Neither the Principles or the Burning Man community hove ever provided any sure guidance about what how to find the balance between different principles, or in their application and conflict with 'norms of society. A useful (but not universally useful) tool in such circumstances is to apply the party-goers 'general ethical guidance', "Don't be the dick."

Interactions between this principle and real world circumstances in the context of Burns

  • This Principle may sometimes be mistaken by for a call to be entirely self sufficient. Given that the Principle only asks that a person exercise and rely on their INNER resources it is a stretch to suggest that all of the external resources, such as food, water, shelter and transport must be entirely their own 'work'. If a burner grew their own food, collected their own water, bicycled their way to the Burn event and built their shelter out of found natural products they would still violate an absolute injunction to be self sufficient - because they didn't make the steel that was used in the manufacture of the bicycle or the road that it was ridden on. The over riding and commonsense approach is to interpret this Principle as a call to people to 'organise themselves' internally and externally to get to and get through the event (and get home at the end of it). In many cases, in respect of those external aspects, this will involve co-operation and communal effort.
  • People who are physically or mentally vulnerable or disabled may find this an excluding Principle.

Activating Radical Self Reliance

A Burn Principle is not intended as a description of 'what is', but rather a guide to taking active steps - and not just within the Burn community. Examples of activating self reliance include:

  • 'Burners guides and 'how to' information

This principle in wider historic and philosophical contexts

The Ten Principles of Burning Man are in class known as 'Moral Systems' All attempts at creating a universal 'Moral System' have failed, and they have at times incorporated elements that we would reject, and have been championed and fought over at the expense of lives and nations.
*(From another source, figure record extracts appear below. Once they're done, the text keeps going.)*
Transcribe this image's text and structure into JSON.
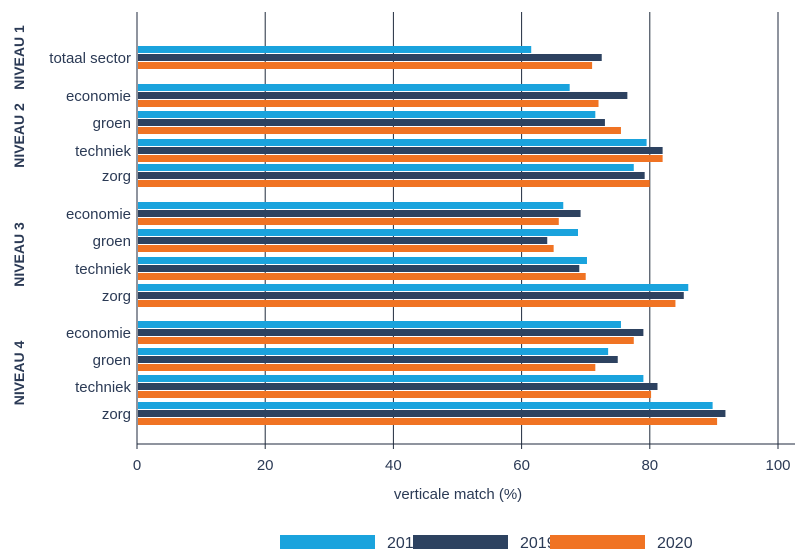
{
  "chart_data": {
    "type": "bar",
    "orientation": "horizontal",
    "xlabel": "verticale match (%)",
    "xlim": [
      0,
      100
    ],
    "xticks": [
      0,
      20,
      40,
      60,
      80,
      100
    ],
    "grid": "vertical",
    "legend_position": "bottom",
    "groups": [
      "NIVEAU 1",
      "NIVEAU 2",
      "NIVEAU 3",
      "NIVEAU 4"
    ],
    "categories": [
      {
        "group": 0,
        "label": "totaal sector"
      },
      {
        "group": 1,
        "label": "economie"
      },
      {
        "group": 1,
        "label": "groen"
      },
      {
        "group": 1,
        "label": "techniek"
      },
      {
        "group": 1,
        "label": "zorg"
      },
      {
        "group": 2,
        "label": "economie"
      },
      {
        "group": 2,
        "label": "groen"
      },
      {
        "group": 2,
        "label": "techniek"
      },
      {
        "group": 2,
        "label": "zorg"
      },
      {
        "group": 3,
        "label": "economie"
      },
      {
        "group": 3,
        "label": "groen"
      },
      {
        "group": 3,
        "label": "techniek"
      },
      {
        "group": 3,
        "label": "zorg"
      }
    ],
    "series": [
      {
        "name": "2018",
        "color": "#1aa3dd",
        "values": [
          61.5,
          67.5,
          71.5,
          79.5,
          77.5,
          66.5,
          68.8,
          70.2,
          86,
          75.5,
          73.5,
          79,
          89.8
        ]
      },
      {
        "name": "2019",
        "color": "#2d4260",
        "values": [
          72.5,
          76.5,
          73,
          82,
          79.2,
          69.2,
          64,
          69,
          85.3,
          79,
          75,
          81.2,
          91.8
        ]
      },
      {
        "name": "2020",
        "color": "#f07323",
        "values": [
          71,
          72,
          75.5,
          82,
          80,
          65.8,
          65,
          70,
          84,
          77.5,
          71.5,
          80.2,
          90.5
        ]
      }
    ]
  }
}
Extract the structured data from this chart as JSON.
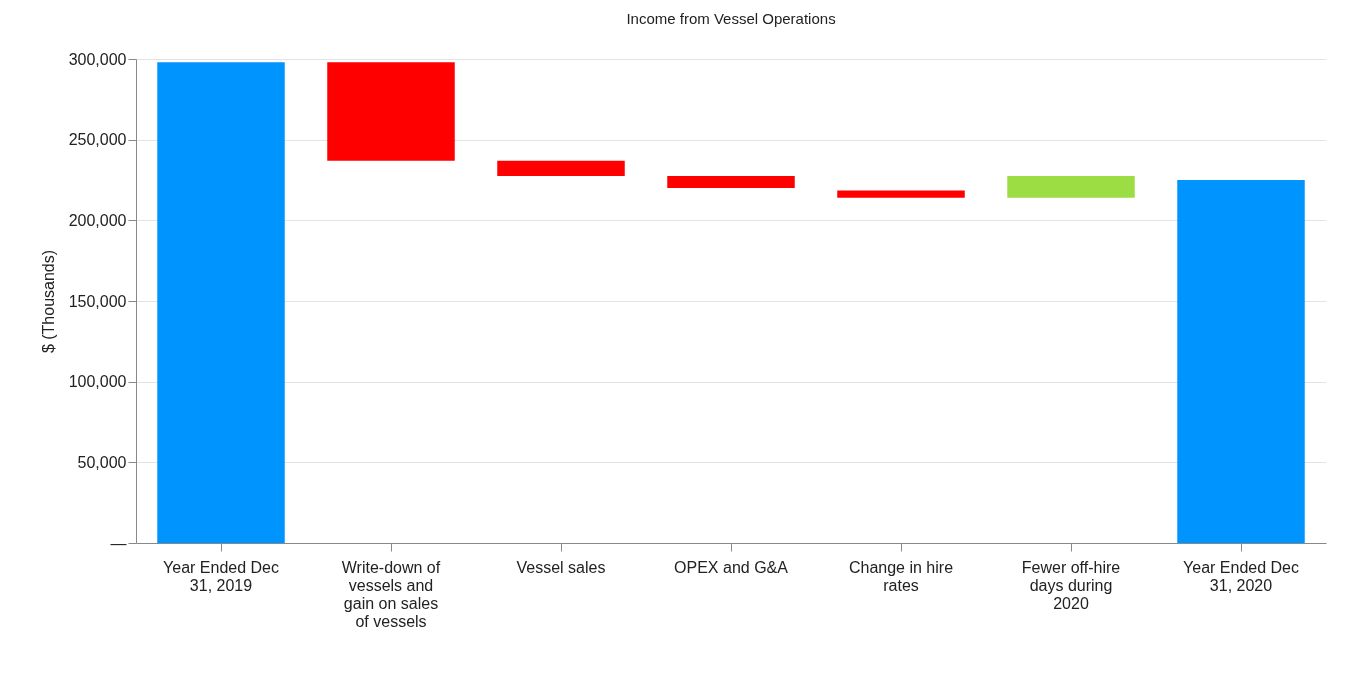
{
  "chart_data": {
    "type": "bar",
    "title": "Income from Vessel Operations",
    "ylabel": "$ (Thousands)",
    "categories": [
      "Year Ended Dec 31, 2019",
      "Write-down of vessels and gain on sales of vessels",
      "Vessel sales",
      "OPEX and G&A",
      "Change in hire rates",
      "Fewer off-hire days during 2020",
      "Year Ended Dec 31, 2020"
    ],
    "values": [
      298000,
      -61000,
      -9500,
      -7500,
      -4500,
      13500,
      225000
    ],
    "base": [
      0,
      298000,
      237000,
      227500,
      218500,
      214000,
      0
    ],
    "colors": [
      "#0094ff",
      "#ff0000",
      "#ff0000",
      "#ff0000",
      "#ff0000",
      "#9ddd44",
      "#0094ff"
    ],
    "ylim": [
      0,
      300000
    ],
    "yticks": [
      {
        "value": 0,
        "label": "—"
      },
      {
        "value": 50000,
        "label": "50,000"
      },
      {
        "value": 100000,
        "label": "100,000"
      },
      {
        "value": 150000,
        "label": "150,000"
      },
      {
        "value": 200000,
        "label": "200,000"
      },
      {
        "value": 250000,
        "label": "250,000"
      },
      {
        "value": 300000,
        "label": "300,000"
      }
    ],
    "grid": "y"
  }
}
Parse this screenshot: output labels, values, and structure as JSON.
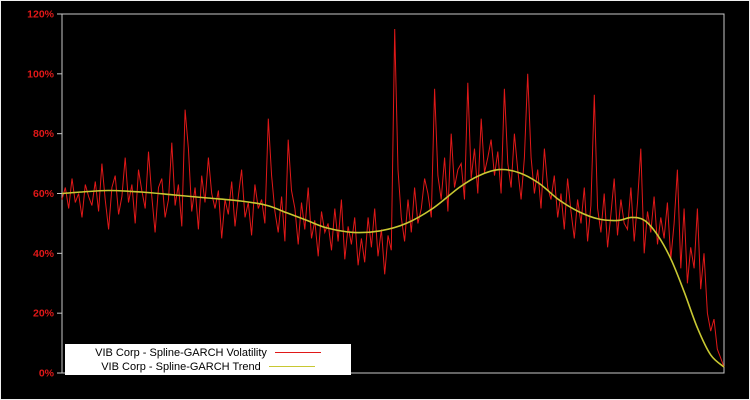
{
  "chart_data": {
    "type": "line",
    "title": "",
    "xlabel": "",
    "ylabel": "",
    "ylim": [
      0,
      120
    ],
    "grid": false,
    "background": "#000000",
    "frame_color": "#c8c8c8",
    "axis_label_color": "#e01818",
    "y_ticks": [
      0,
      20,
      40,
      60,
      80,
      100,
      120
    ],
    "y_tick_labels": [
      "0%",
      "20%",
      "40%",
      "60%",
      "80%",
      "100%",
      "120%"
    ],
    "legend": {
      "position": "bottom-left",
      "background": "#ffffff"
    },
    "series": [
      {
        "name": "VIB Corp - Spline-GARCH Volatility",
        "color": "#e01818",
        "style": "noisy-line",
        "values": [
          58,
          62,
          55,
          65,
          57,
          60,
          52,
          63,
          59,
          56,
          64,
          54,
          70,
          58,
          48,
          62,
          66,
          53,
          59,
          72,
          57,
          63,
          50,
          68,
          61,
          55,
          74,
          59,
          47,
          62,
          65,
          52,
          58,
          77,
          56,
          63,
          49,
          88,
          75,
          54,
          62,
          48,
          66,
          57,
          72,
          60,
          55,
          61,
          45,
          58,
          53,
          64,
          49,
          59,
          68,
          52,
          57,
          46,
          63,
          55,
          58,
          50,
          85,
          66,
          54,
          47,
          59,
          44,
          78,
          61,
          55,
          43,
          57,
          48,
          62,
          45,
          51,
          39,
          54,
          47,
          50,
          41,
          55,
          44,
          58,
          38,
          49,
          43,
          52,
          36,
          45,
          37,
          52,
          42,
          55,
          39,
          48,
          33,
          46,
          41,
          115,
          68,
          52,
          44,
          58,
          47,
          62,
          50,
          55,
          65,
          60,
          52,
          95,
          66,
          58,
          72,
          54,
          80,
          62,
          68,
          70,
          58,
          97,
          65,
          75,
          60,
          85,
          67,
          72,
          78,
          66,
          74,
          60,
          95,
          70,
          62,
          80,
          68,
          58,
          72,
          100,
          72,
          60,
          68,
          55,
          75,
          62,
          58,
          66,
          52,
          60,
          48,
          65,
          54,
          45,
          58,
          50,
          62,
          44,
          56,
          93,
          55,
          47,
          60,
          42,
          53,
          65,
          46,
          58,
          50,
          48,
          62,
          44,
          57,
          75,
          40,
          54,
          47,
          59,
          43,
          52,
          45,
          57,
          38,
          50,
          68,
          35,
          55,
          30,
          42,
          35,
          55,
          28,
          40,
          20,
          14,
          18,
          8,
          5,
          2
        ]
      },
      {
        "name": "VIB Corp - Spline-GARCH Trend",
        "color": "#c8c832",
        "style": "smooth-line",
        "points": [
          [
            0.0,
            60
          ],
          [
            0.03,
            60.5
          ],
          [
            0.07,
            61
          ],
          [
            0.12,
            60.5
          ],
          [
            0.17,
            59.5
          ],
          [
            0.22,
            58.5
          ],
          [
            0.27,
            57.5
          ],
          [
            0.31,
            56
          ],
          [
            0.34,
            53.5
          ],
          [
            0.37,
            51
          ],
          [
            0.4,
            48.5
          ],
          [
            0.44,
            47
          ],
          [
            0.48,
            47.5
          ],
          [
            0.52,
            50
          ],
          [
            0.56,
            55
          ],
          [
            0.6,
            62
          ],
          [
            0.63,
            66
          ],
          [
            0.66,
            68
          ],
          [
            0.69,
            67
          ],
          [
            0.72,
            63.5
          ],
          [
            0.75,
            58
          ],
          [
            0.78,
            54
          ],
          [
            0.81,
            51.5
          ],
          [
            0.84,
            51
          ],
          [
            0.86,
            52
          ],
          [
            0.88,
            51
          ],
          [
            0.9,
            46
          ],
          [
            0.92,
            38
          ],
          [
            0.94,
            27
          ],
          [
            0.96,
            15
          ],
          [
            0.98,
            6
          ],
          [
            1.0,
            2
          ]
        ]
      }
    ]
  }
}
Danny Usery makes the point that although sets of moral principles ideally should not contain inherent contradictions, in practice they often do. He suggests that in resolving those conflicts - which is necessary in order to follow those moral principles in 'real life', a person should apply a set of theory rules (or ethical principles) which will guide you in your application of those moral principles. He acknowledges the existence of multiple examples of ethical principles (such as Utilitarian or Kantian) and further acknowledges that the a person attempting to choose amongst these various ethical principles might seek further guidance, using some criteria to do so, and some ethical principles to understand which criteria to use, and so on ad infinitum.

The Burning Man Principles and Community provide no specific guidance on what 'ethical principles' should guide a Burners (or a Burn Organizer's) view towards and application of the Ten Principles. The 'purist' might hold that Burns should not charge money, and in fact should not be organized by anyone - but in fact organized by everyone. This viewpoint finds its nearest expression in the Rainbow Gathering movement. Others would hold that the Burn is an opportunity to showcase 'ideals', but the showcase has to exist in the 'real world' and comply with the economic and legal constraints of the real world as it stands now while we work to bring the 'real world' into line with our 'showcased world'. Some will hold that 'the pure is the enemy of the good', and others will say that 'If you want to do anything, do it now, without compromise or concession, because you have only one life. Gao Xingjian

Expressions and Artwork

On and off-playa installations have been created to express this principle. Perth graphic designer James Wickham created a set of pictographs in 2015 to illustrate the 10 Principles, and these have been widely praised and adopted.